When negotiation goes out of the sales process, a vehicle shopper chooses styling over price and becomes a happier customer.
So says Bill Marsh Jr. 44, president of an 8-brand dealership group in Traverse City, MI. A charter Saturn dealer, he has applied the no-haggle aspect of the Saturn franchise to his other seven brands.
Styling, as a distinguishing sales point for his new-car stock and the inventory on his two used-car lots, has become “the crucial factor in consumer decision-making,” he contends.
“Cars and trucks are looking better than ever, what with their flashy headlight and taillight pods,” says Marsh, whose father Bill Marsh Sr., founded the dealer group, starting with Buick in 1982. “Interiors are really more enticing, but what's eye-catching is how our factories have sexed up the exterior lines, grilles and lights.”
When the price is right, a well-styled vehicle becomes especially alluring.
“There's a pent-up demand for great-looking new cars and trucks that draw in buyers when prices are right, which was the case for us in our 88 stores when employee discounts were offered,” says Sid DeBoer, chairman and CEO of the Lithia Motors dealership chain based in Medford, OR.
He adds: “I can't recall when cars and pickups have looked so great, what with high-styled grilles, lights, fins and chrome stripes.
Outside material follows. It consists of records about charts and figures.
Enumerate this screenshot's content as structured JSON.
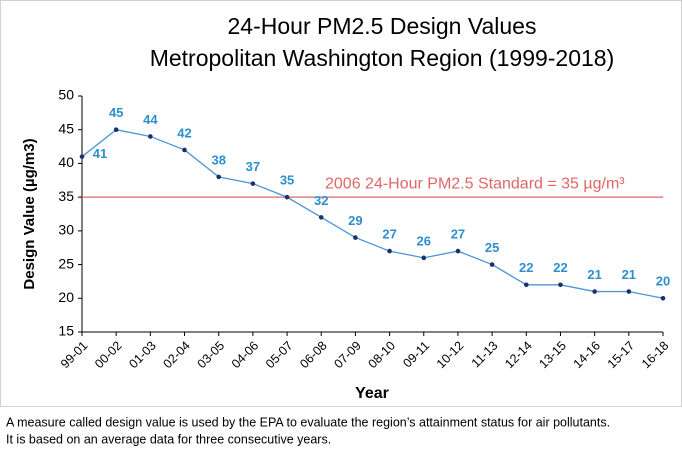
{
  "chart_data": {
    "type": "line",
    "title": [
      "24-Hour PM2.5 Design Values",
      "Metropolitan Washington Region (1999-2018)"
    ],
    "x_label": "Year",
    "y_label": "Design Value (µg/m3)",
    "categories": [
      "99-01",
      "00-02",
      "01-03",
      "02-04",
      "03-05",
      "04-06",
      "05-07",
      "06-08",
      "07-09",
      "08-10",
      "09-11",
      "10-12",
      "11-13",
      "12-14",
      "13-15",
      "14-16",
      "15-17",
      "16-18"
    ],
    "values": [
      41,
      45,
      44,
      42,
      38,
      37,
      35,
      32,
      29,
      27,
      26,
      27,
      25,
      22,
      22,
      21,
      21,
      20
    ],
    "color": "#4a97d6",
    "marker_color": "#1f2f6b",
    "label_color": "#2e8fcf",
    "ylim": [
      15,
      50
    ],
    "yticks": [
      15,
      20,
      25,
      30,
      35,
      40,
      45,
      50
    ],
    "reference_line": {
      "value": 35,
      "label": "2006 24-Hour PM2.5 Standard = 35 µg/m³",
      "color": "#e06666"
    },
    "note": [
      "A measure called design value is used by the EPA to evaluate the region’s attainment status for air pollutants.",
      "It is based on an average data for three consecutive years."
    ]
  }
}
That creates a buzz among consumers and they come in asking for hot ones like the Chrysler 300, Nissan Altima and Murano, Ford F-150, Pontiac GTO and Solstice.
“It isn't just the fixed prices, which I hope stay on. It is also those terrifically styled cars, SUVs and pickups.”
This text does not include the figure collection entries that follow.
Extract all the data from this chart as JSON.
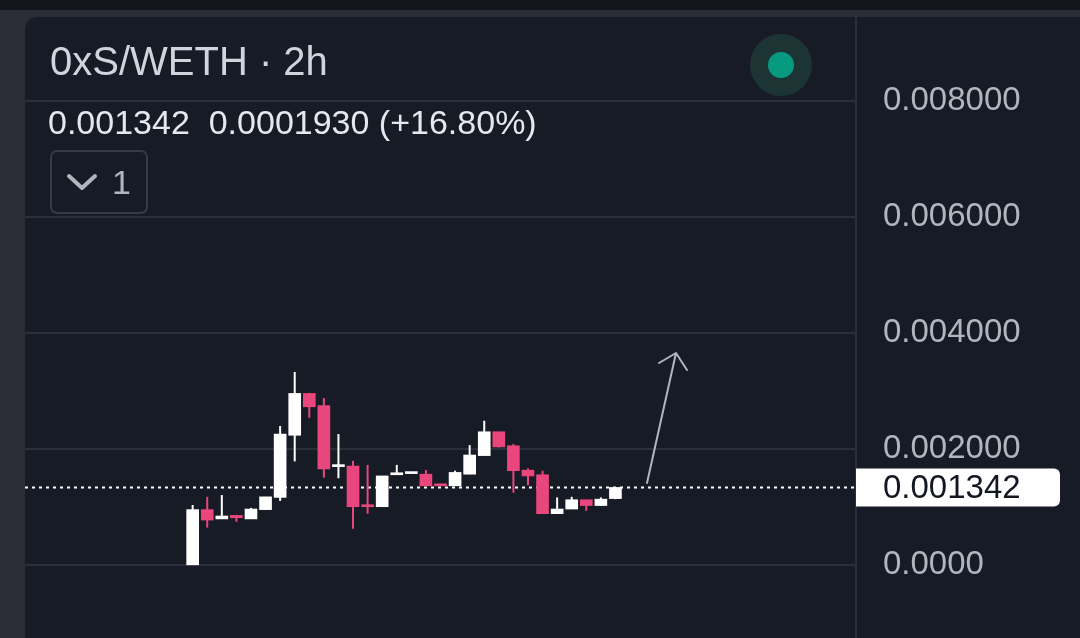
{
  "chart_data": {
    "type": "candlestick",
    "title": "0xS/WETH · 2h",
    "subtitle": "0.001342  0.0001930 (+16.80%)",
    "annotations": [
      "1"
    ],
    "categories": [
      null,
      null,
      null,
      null,
      null,
      null,
      null,
      null,
      null,
      null,
      null,
      null,
      null,
      null,
      null,
      null,
      null,
      null,
      null,
      null,
      null,
      null,
      null,
      null,
      null,
      null,
      null,
      null,
      null,
      null,
      null,
      null,
      null,
      null,
      null,
      null,
      null,
      null,
      null,
      null,
      null,
      null,
      null,
      null,
      null,
      null,
      null,
      null,
      null,
      null,
      null,
      null,
      null,
      null,
      null,
      null,
      null
    ],
    "ohlc": [
      null,
      null,
      null,
      null,
      null,
      null,
      null,
      null,
      null,
      null,
      null,
      [
        1e-05,
        0.00104,
        1e-05,
        0.00096
      ],
      [
        0.00096,
        0.00118,
        0.00065,
        0.00078
      ],
      [
        0.0008,
        0.00121,
        0.0008,
        0.00085
      ],
      [
        0.00086,
        0.00087,
        0.00075,
        0.00082
      ],
      [
        0.0008,
        0.00099,
        0.0008,
        0.00097
      ],
      [
        0.00096,
        0.00118,
        0.00096,
        0.00118
      ],
      [
        0.00117,
        0.0024,
        0.00111,
        0.00226
      ],
      [
        0.00224,
        0.00333,
        0.00179,
        0.00296
      ],
      [
        0.00296,
        0.00297,
        0.00254,
        0.00273
      ],
      [
        0.00275,
        0.00288,
        0.00151,
        0.00166
      ],
      [
        0.0017,
        0.00226,
        0.0015,
        0.00172
      ],
      [
        0.00171,
        0.0018,
        0.00063,
        0.00101
      ],
      [
        0.00104,
        0.00173,
        0.00089,
        0.00101
      ],
      [
        0.00101,
        0.00154,
        0.00101,
        0.00154
      ],
      [
        0.00156,
        0.00173,
        0.00156,
        0.00157
      ],
      [
        0.00158,
        0.00159,
        0.00158,
        0.00159
      ],
      [
        0.00157,
        0.00164,
        0.00137,
        0.00137
      ],
      [
        0.0014,
        0.0014,
        0.00137,
        0.00137
      ],
      [
        0.00137,
        0.00163,
        0.00137,
        0.0016
      ],
      [
        0.00157,
        0.00207,
        0.00157,
        0.0019
      ],
      [
        0.00189,
        0.00249,
        0.00189,
        0.0023
      ],
      [
        0.0023,
        0.0023,
        0.00203,
        0.00204
      ],
      [
        0.00206,
        0.00209,
        0.00125,
        0.00163
      ],
      [
        0.00164,
        0.00167,
        0.00138,
        0.00154
      ],
      [
        0.00156,
        0.00163,
        0.00089,
        0.00089
      ],
      [
        0.00089,
        0.00117,
        0.00089,
        0.00097
      ],
      [
        0.00097,
        0.00118,
        0.00097,
        0.00113
      ],
      [
        0.00113,
        0.00113,
        0.00094,
        0.00103
      ],
      [
        0.00103,
        0.00117,
        0.00103,
        0.00114
      ],
      [
        0.00115,
        0.001342,
        0.00114,
        0.001342
      ],
      null,
      null,
      null,
      null,
      null,
      null,
      null,
      null,
      null,
      null,
      null,
      null,
      null,
      null,
      null,
      null
    ],
    "colors": [
      null,
      null,
      null,
      null,
      null,
      null,
      null,
      null,
      null,
      null,
      null,
      "#ffffff",
      "#e8467c",
      "#ffffff",
      "#e8467c",
      "#ffffff",
      "#ffffff",
      "#ffffff",
      "#ffffff",
      "#e8467c",
      "#e8467c",
      "#ffffff",
      "#e8467c",
      "#e8467c",
      "#ffffff",
      "#ffffff",
      "#ffffff",
      "#e8467c",
      "#e8467c",
      "#ffffff",
      "#ffffff",
      "#ffffff",
      "#e8467c",
      "#e8467c",
      "#e8467c",
      "#e8467c",
      "#ffffff",
      "#ffffff",
      "#e8467c",
      "#ffffff",
      "#ffffff",
      null,
      null,
      null,
      null,
      null,
      null,
      null,
      null,
      null,
      null,
      null,
      null,
      null,
      null,
      null,
      null
    ],
    "ylim": [
      -0.00125,
      0.00944
    ],
    "yticks": [
      {
        "value": 0,
        "label": "0.0000"
      },
      {
        "value": 0.002,
        "label": "0.002000"
      },
      {
        "value": 0.004,
        "label": "0.004000"
      },
      {
        "value": 0.006,
        "label": "0.006000"
      },
      {
        "value": 0.008,
        "label": "0.008000"
      }
    ],
    "ref_lines": [
      {
        "axis": "y",
        "value": 0.001342,
        "label": "0.001342",
        "color": "#ffffff",
        "line_style": "dotted"
      }
    ],
    "grid": "y",
    "tick_labels": "y"
  }
}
Robert L. Thibodeau Jr. of Bob Thibodeau Ford in Center Line, MI, praises the “arty” and “magnetic” character of today's automotive designs.
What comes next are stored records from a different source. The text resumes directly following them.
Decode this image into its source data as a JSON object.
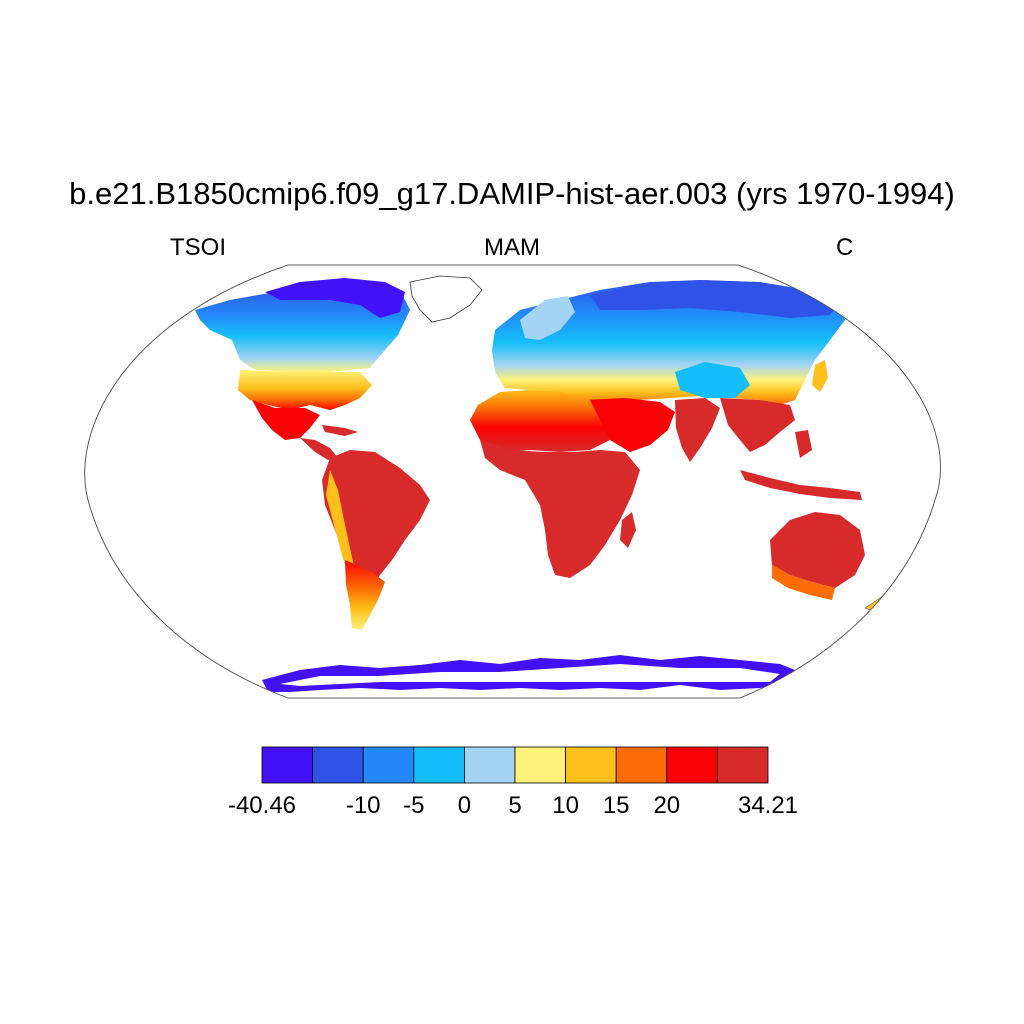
{
  "header": {
    "title": "b.e21.B1850cmip6.f09_g17.DAMIP-hist-aer.003 (yrs 1970-1994)",
    "variable": "TSOI",
    "season": "MAM",
    "units": "C"
  },
  "colorbar": {
    "colors": [
      "#4211f5",
      "#2f53e6",
      "#2386f9",
      "#15bef8",
      "#a3d4f3",
      "#fff27a",
      "#fcbf1c",
      "#fb6c04",
      "#f90205",
      "#d72b2b"
    ],
    "labels": [
      "-40.46",
      "",
      "-10",
      "-5",
      "0",
      "5",
      "10",
      "15",
      "20",
      "",
      "34.21"
    ]
  },
  "map": {
    "projection": "Robinson",
    "ocean_color": "#ffffff",
    "regions": [
      {
        "name": "canada-arctic",
        "color_index": 0
      },
      {
        "name": "canada",
        "color_index": 3
      },
      {
        "name": "usa",
        "color_index": 5
      },
      {
        "name": "mexico",
        "color_index": 8
      },
      {
        "name": "south-america",
        "color_index": 9
      },
      {
        "name": "andes",
        "color_index": 6
      },
      {
        "name": "greenland",
        "color_index": null
      },
      {
        "name": "europe",
        "color_index": 4
      },
      {
        "name": "siberia",
        "color_index": 1
      },
      {
        "name": "tibet",
        "color_index": 3
      },
      {
        "name": "africa",
        "color_index": 9
      },
      {
        "name": "middle-east",
        "color_index": 8
      },
      {
        "name": "india",
        "color_index": 9
      },
      {
        "name": "southeast-asia",
        "color_index": 9
      },
      {
        "name": "australia",
        "color_index": 9
      },
      {
        "name": "new-zealand",
        "color_index": 6
      },
      {
        "name": "antarctica-coast",
        "color_index": 0
      }
    ]
  }
}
He is president of the Detroit Auto Dealers Assn., which stages the North American International Auto Show in Detroit.
The annual show is a proven sales stimulator, Thibodeau declares. “What's even more evident, is the artistic skills demonstrated both on the vehicles and in the show exhibits year after year.
‘Employee prices are nothing new in the Detroit market, but when combined with these beautiful creations on wheels, it makes us even more excited about the 2006 show,’ he says.